Grief is rooted in the unfolding of realization. Somewhere between then and now, a home becomes a house–a detached idea of the place you grew up in, where you learned your most prized weaponized disposal of survival instincts and defense mechanisms, a constant flow of fight or flight, the intricacies behind the structure of your irrational riddled nervous system.
The hopeless pursuit to find reverence and sweetness in the grief of childhood–the harsh paradox of loss in growth. In bitter defiance (and what I like to believe is a crumb of wisdom), I have found sweetness in the despairs of life. It is the only method I’ve found to live true and gentle, to bring upon showers and fruit in barren land. A soft appreciation for every detail and person I encounter, yet I still have a tight-gripped fist on the collar of the girl I used to be, the act of laying her to rest feels like treachery, a betrayal within itself–the innocence I used to harbor, let go of and forgotten. The child I forced myself to be, always aware, but with a strategically laid veil of distortion to cope, a fabrication of the truth, my last best kept weapon of protection.
I’ve laid it to rest.
Sweetness in the bitter.
Grace in the swarm of sorrow.
I love the four walls of my childhood home.

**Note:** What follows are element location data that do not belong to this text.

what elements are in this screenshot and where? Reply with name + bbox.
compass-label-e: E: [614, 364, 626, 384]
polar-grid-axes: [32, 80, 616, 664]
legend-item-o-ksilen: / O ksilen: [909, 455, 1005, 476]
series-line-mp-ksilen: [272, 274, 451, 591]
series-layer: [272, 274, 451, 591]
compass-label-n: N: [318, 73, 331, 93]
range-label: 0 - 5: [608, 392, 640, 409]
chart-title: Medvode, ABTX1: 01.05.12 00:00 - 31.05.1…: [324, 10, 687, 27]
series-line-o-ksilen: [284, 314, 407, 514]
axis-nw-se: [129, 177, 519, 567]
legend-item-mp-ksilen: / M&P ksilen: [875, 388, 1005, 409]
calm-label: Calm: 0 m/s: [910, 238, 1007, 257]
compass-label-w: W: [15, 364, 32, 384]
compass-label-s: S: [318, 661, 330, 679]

My tears have been spilled on the floor, but the walls have still held my back up for long, unrequited hours, my loyal companion–sweetness.
I love the four walls of my childhood home.
Home to my grandmother’s bed, the one I slept in, and it cradled me in return for a week when I lost her, a harsh flu for company as I propped myself on a mountain of pillows in my desperate attempt to reach the soul that traveled upwards to eternal inheritance. When I realized she was no longer there to whisper homemade remedies for my unrelenting colds, I made my own. I despise passing by the room, a reminder of a vacant and cold space, but sometimes I can convince myself it smells like her, a faint linger of the woman I have lost–sweetness.
I love the four walls of my childhood home.
Every corner of my bedroom and how it unravels a side of me, a museum of the girl I am and the people I have loved. It is the room I rotted in after the death of my mother, a memory that can strike me if I stand in a certain spot on the wood floor, but it is the room where I hold the best memories of her, a montage of laughter and her leading prayer circle on the floor with my sisters, hand in hand, where I found the tranquility of God and the privilege of being a daughter–sweetness.